Сказавши это, Веретьев вдруг зажужжал на манер пчелы, но зажужжал так натурально, что мы с Прокопом инстинктивно начали отмахиваться.
– Ах, черт подери! Это все ты, шут гороховый! – обозлился Прокоп, – и охота нам с отчаянным связываться! Да говори толком, оглашенный, что такое случилось?

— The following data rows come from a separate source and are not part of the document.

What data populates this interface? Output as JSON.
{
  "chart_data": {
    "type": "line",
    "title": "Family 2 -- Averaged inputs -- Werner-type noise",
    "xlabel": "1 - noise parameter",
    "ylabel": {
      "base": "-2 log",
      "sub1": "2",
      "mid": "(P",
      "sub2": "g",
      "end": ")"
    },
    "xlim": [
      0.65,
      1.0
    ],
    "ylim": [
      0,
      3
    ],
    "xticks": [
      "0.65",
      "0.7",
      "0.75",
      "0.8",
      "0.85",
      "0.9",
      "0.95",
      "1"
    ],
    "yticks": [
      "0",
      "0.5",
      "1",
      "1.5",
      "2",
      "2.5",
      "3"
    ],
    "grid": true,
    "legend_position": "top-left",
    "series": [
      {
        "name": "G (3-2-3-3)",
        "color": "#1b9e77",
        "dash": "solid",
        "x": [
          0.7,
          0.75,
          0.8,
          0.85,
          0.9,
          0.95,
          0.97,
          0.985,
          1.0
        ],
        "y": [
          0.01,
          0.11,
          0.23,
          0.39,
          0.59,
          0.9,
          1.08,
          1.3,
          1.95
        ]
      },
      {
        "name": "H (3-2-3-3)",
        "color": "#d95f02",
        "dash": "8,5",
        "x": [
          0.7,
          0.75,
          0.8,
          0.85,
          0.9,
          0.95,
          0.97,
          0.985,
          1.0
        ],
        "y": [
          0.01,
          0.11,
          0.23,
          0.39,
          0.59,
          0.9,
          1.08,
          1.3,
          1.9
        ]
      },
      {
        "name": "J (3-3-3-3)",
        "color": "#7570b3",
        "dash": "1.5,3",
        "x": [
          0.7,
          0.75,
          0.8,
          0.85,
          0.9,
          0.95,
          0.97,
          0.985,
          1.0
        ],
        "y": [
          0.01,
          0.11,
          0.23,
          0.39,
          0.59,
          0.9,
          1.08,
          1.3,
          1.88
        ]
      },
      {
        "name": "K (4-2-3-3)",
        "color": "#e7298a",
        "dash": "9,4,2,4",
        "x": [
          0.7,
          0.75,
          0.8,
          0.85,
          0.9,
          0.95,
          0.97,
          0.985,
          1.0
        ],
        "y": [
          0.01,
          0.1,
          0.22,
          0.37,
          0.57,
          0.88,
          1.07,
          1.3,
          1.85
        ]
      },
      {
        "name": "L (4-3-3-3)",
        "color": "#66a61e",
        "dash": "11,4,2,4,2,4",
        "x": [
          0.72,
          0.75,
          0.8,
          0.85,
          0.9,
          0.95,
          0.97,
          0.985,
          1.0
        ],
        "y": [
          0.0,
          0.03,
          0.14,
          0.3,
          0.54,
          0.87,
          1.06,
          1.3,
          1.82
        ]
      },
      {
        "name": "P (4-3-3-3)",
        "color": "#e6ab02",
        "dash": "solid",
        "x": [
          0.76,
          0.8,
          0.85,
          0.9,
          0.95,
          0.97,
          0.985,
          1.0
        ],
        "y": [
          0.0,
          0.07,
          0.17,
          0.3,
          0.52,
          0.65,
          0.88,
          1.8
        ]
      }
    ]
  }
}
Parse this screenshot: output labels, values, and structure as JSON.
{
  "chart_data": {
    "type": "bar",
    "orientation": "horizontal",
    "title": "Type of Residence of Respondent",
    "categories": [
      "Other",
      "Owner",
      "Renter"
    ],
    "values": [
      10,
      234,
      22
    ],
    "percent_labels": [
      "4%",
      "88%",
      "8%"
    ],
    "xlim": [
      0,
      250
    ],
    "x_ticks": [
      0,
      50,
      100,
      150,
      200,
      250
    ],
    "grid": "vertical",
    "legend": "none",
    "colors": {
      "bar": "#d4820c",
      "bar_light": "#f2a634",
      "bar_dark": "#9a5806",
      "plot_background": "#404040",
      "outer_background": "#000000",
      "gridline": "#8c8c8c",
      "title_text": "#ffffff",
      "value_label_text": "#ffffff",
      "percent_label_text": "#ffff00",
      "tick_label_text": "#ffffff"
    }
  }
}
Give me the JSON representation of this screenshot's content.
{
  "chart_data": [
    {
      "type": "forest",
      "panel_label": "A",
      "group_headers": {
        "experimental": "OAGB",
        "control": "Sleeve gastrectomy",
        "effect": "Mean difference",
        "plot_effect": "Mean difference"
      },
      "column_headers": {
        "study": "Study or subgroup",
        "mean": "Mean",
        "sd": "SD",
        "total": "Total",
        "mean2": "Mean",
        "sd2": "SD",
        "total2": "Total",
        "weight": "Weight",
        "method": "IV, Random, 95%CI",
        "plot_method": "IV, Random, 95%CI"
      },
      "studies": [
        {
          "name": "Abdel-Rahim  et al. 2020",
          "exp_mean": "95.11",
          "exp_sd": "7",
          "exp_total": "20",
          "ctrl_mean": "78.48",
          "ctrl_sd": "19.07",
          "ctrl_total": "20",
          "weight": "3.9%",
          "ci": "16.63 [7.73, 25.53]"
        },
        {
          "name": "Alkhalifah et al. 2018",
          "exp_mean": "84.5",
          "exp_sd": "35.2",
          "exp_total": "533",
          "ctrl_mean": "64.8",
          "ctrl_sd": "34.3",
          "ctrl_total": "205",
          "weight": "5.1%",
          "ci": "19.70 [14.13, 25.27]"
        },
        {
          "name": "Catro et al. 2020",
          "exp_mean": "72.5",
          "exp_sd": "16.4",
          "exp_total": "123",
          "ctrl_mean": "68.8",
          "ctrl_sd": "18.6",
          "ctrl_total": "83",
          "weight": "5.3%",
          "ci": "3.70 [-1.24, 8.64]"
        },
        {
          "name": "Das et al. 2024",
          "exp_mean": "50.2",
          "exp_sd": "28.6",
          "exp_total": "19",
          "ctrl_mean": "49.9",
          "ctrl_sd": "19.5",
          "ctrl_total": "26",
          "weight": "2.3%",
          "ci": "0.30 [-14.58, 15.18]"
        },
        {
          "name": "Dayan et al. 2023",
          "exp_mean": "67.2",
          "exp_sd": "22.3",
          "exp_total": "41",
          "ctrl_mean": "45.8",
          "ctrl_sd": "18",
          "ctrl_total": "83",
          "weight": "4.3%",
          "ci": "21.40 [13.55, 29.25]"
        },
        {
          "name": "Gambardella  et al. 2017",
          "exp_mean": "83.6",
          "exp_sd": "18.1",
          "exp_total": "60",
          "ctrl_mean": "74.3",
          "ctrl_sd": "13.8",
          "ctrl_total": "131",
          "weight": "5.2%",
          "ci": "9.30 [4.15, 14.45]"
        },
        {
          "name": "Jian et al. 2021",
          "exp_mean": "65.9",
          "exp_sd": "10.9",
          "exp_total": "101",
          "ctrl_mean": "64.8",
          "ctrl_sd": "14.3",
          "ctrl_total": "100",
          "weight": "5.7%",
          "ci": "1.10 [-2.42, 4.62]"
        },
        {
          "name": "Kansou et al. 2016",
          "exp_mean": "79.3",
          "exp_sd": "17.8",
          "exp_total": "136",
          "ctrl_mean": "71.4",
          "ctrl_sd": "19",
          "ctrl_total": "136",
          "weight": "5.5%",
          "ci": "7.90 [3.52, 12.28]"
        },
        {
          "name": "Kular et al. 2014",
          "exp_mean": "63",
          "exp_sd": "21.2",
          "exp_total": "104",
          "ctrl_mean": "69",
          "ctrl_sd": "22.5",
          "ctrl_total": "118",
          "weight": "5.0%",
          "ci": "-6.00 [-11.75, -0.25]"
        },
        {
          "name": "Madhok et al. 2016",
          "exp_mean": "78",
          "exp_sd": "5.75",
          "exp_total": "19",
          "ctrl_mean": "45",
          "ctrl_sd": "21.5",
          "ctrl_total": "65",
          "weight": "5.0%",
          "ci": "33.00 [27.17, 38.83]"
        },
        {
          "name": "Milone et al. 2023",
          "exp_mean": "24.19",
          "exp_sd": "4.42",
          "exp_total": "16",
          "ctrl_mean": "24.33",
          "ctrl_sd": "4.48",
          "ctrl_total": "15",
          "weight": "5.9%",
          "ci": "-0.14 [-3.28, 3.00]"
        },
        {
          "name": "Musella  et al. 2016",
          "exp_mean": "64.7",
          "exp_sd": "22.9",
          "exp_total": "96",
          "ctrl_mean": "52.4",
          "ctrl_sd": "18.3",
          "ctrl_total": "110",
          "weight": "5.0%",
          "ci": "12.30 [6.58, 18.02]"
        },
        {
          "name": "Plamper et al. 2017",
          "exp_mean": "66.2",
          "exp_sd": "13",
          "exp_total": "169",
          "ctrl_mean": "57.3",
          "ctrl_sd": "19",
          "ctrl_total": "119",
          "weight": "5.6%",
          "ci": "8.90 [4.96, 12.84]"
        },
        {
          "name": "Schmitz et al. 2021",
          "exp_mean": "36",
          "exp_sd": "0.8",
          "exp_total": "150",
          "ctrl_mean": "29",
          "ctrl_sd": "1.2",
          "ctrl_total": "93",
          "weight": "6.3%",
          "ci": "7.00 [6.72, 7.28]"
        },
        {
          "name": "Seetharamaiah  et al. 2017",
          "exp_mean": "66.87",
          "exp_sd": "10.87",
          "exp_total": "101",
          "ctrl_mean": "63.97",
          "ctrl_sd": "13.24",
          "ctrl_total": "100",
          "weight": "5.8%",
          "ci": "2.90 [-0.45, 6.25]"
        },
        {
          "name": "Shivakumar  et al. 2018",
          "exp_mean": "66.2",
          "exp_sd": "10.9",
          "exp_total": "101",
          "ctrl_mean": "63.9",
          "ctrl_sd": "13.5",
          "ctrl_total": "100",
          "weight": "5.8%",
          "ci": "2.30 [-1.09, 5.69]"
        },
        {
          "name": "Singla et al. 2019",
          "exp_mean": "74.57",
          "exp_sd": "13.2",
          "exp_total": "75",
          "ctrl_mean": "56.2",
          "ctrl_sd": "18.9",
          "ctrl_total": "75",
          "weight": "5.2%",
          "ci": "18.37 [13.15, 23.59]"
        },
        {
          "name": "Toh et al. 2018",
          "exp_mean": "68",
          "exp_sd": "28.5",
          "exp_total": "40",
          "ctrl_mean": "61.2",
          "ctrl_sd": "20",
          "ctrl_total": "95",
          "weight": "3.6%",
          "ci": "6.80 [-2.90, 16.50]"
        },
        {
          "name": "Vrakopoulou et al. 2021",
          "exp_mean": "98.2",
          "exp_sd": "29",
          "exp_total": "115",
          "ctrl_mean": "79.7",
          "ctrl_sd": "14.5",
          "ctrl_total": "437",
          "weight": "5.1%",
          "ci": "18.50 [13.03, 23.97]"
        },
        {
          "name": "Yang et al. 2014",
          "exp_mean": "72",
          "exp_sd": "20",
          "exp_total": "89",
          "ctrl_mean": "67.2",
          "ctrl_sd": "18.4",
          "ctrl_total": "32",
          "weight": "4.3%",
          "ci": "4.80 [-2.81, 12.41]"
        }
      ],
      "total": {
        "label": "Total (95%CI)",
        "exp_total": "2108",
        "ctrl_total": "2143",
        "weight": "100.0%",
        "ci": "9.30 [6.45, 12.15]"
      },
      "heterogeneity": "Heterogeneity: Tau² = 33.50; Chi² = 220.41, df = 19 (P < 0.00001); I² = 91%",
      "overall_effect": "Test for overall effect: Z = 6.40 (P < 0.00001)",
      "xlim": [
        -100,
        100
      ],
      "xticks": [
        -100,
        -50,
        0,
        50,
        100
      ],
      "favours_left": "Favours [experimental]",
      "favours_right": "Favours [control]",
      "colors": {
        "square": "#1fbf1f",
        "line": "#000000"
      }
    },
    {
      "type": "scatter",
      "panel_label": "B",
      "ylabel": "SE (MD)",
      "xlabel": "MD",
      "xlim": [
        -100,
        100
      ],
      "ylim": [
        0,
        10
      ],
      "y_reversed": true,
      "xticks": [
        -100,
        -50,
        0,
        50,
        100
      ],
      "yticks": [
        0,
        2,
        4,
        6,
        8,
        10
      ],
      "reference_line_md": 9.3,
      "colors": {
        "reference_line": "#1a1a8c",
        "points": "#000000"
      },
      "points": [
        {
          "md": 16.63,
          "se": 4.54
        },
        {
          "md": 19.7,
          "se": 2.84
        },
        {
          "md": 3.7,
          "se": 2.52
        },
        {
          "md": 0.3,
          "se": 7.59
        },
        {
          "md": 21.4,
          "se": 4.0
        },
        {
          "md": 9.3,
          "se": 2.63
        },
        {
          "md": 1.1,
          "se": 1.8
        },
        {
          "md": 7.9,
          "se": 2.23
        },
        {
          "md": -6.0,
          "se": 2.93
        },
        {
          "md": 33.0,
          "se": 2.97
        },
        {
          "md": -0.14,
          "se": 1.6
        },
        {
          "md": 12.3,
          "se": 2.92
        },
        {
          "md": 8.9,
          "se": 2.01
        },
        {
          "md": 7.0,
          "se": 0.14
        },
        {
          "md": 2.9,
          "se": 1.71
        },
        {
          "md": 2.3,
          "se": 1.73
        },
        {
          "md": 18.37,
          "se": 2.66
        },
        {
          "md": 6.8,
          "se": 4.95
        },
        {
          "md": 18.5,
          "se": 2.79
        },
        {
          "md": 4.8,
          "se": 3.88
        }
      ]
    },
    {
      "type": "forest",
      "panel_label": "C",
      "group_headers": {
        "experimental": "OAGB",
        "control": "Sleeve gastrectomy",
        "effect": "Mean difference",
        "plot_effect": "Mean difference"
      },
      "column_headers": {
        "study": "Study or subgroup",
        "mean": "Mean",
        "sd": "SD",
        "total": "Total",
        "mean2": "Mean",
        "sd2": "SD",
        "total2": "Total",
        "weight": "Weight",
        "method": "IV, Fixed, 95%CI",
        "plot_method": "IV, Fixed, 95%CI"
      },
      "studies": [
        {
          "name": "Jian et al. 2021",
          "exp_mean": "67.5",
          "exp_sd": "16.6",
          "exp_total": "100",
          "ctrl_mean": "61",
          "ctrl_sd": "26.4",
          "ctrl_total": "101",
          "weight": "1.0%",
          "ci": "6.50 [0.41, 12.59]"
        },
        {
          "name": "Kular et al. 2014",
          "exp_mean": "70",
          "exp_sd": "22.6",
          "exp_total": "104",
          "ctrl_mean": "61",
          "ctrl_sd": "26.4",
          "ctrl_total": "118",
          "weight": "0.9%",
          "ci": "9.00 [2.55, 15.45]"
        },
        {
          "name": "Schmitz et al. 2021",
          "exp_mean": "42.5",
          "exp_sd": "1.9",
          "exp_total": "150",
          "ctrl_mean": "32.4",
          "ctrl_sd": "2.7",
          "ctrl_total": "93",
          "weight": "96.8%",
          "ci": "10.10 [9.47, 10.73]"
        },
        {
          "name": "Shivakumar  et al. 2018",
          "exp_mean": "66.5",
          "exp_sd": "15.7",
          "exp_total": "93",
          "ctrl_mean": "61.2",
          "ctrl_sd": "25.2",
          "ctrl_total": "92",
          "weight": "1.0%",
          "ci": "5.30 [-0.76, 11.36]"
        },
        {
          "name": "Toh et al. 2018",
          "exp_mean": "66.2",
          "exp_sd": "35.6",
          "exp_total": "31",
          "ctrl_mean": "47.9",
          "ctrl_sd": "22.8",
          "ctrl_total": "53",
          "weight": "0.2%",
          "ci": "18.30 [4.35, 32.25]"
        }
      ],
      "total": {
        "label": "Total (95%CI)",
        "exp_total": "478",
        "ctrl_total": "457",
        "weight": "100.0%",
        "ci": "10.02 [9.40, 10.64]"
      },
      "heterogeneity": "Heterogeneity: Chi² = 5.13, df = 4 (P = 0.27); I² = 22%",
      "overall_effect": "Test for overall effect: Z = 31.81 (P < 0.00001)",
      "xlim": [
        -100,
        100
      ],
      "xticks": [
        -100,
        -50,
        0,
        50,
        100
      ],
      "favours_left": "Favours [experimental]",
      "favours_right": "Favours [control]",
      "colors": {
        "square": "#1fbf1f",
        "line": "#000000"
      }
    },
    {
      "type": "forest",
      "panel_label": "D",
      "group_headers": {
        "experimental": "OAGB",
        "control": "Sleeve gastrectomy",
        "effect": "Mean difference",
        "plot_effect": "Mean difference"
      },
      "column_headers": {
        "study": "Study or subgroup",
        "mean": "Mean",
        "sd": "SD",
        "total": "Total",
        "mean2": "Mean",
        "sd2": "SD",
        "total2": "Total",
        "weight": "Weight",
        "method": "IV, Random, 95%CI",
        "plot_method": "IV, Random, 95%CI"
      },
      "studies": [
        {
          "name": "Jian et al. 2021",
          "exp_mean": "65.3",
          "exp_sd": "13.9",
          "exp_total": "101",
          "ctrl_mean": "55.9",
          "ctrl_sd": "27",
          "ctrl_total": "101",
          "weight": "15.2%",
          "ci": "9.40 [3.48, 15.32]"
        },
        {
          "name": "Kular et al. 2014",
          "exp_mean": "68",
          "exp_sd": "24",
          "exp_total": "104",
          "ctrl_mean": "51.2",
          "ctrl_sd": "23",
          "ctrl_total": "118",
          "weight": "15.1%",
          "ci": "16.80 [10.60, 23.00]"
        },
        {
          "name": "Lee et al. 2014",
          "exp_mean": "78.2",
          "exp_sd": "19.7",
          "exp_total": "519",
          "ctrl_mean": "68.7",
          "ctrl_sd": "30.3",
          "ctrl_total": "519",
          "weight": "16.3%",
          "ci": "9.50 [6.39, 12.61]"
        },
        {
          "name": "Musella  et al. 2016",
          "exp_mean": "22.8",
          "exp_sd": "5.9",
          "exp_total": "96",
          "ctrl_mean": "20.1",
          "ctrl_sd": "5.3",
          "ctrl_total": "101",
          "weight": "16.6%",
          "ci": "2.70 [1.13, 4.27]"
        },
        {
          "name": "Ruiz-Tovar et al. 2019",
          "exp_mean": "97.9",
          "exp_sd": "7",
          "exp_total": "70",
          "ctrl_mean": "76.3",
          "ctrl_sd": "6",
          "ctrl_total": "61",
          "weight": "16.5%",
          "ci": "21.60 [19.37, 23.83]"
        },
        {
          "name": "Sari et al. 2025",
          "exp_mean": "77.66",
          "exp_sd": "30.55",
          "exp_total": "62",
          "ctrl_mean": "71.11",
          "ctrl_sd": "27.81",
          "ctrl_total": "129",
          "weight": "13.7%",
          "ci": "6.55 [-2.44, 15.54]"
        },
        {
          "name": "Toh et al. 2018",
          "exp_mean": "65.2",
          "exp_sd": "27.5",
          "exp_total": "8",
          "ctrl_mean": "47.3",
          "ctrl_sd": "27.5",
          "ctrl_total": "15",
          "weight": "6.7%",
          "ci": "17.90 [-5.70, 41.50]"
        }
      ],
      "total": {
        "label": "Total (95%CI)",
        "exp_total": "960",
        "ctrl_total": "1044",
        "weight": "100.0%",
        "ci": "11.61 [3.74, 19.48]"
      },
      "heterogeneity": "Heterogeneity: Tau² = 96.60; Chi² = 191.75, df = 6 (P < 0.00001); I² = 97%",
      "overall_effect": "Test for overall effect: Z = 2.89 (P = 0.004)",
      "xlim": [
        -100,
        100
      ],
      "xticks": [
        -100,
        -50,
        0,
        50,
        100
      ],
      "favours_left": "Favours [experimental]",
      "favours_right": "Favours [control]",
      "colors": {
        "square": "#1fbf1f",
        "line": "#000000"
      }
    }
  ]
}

Быть может, Веретьев и еще откинул бы несколько фарсов, прежде нежели объяснить, в чем дело, но, к счастью для нас, в эту минуту пришел Кирсанов. Он был видимо расстроен; чистенькое и бледное лицо его приняло желтоватые тоны, тонкие губы сжались; новенький вицмундирчик вздрагивал на его плечах.
– Господа! вы видите меня в величайшем недоумении, – начал он раздраженным голосом, – не говоря уже о том, что я целую неделю, неизвестно по чьей милости, был действующим лицом в какой-то странной комедии, но – что важнее всего – в настоящую минуту заподозрена даже моя политическая благонадежность.
Аркаша остановился и окинул нас взглядом, которому он, по мере сил своих, старался придать олимпический характер. Но Прокопа этот взгляд, по-видимому, нимало не смутил, так как он ответил в упор:
– Твоя благонадежность! Велика штука – твоя благонадежность! И мы заподозрены, и все заподозрены! Его благонадежность! Есть об чем толковать!
– Да… но ведь я… – заикнулся Кирсанов.
– И я… и ты… ну да! Ну, и ты! Ты вспомни-ка, что ты с Базаровым, лежа на траве, разговаривал!
Бледное лицо Кирсанова моментально вспыхнуло.
– Конечно, – сказал он, – и я был молод, и я заблуждался, но кто же из нас не был молод, кто не заблуждался! Мне кажется, что в смысле политической благонадежности те люди даже полезнее, которые когда-нибудь заблуждались, но потом оставили свои заблуждения. Эти люди, во-первых, понимают, в чем заключаются так называемые заблуждения; и, во-вторых, знают сладость раскаянья. Поэтому мне более нежели странно, что меня упрекают прошлым, от которого я сам отвернулся с тех пор, как произошла эта история с Феничкой!
Но Прокоп был неумолим.
– Толкуй, брат, по пятницам! – отрезал он, – уж коли в ком раз эта проказа засела, так никакими раскаяньями оттоле ее не выкуришь! Ты на конгрессе-то нашем что проповедовал?
– Я всего один раз говорил, и то лишь для того, чтобы указать на трактир госпожи Васильевой как на самое удобное место для заседаний постоянной комиссии!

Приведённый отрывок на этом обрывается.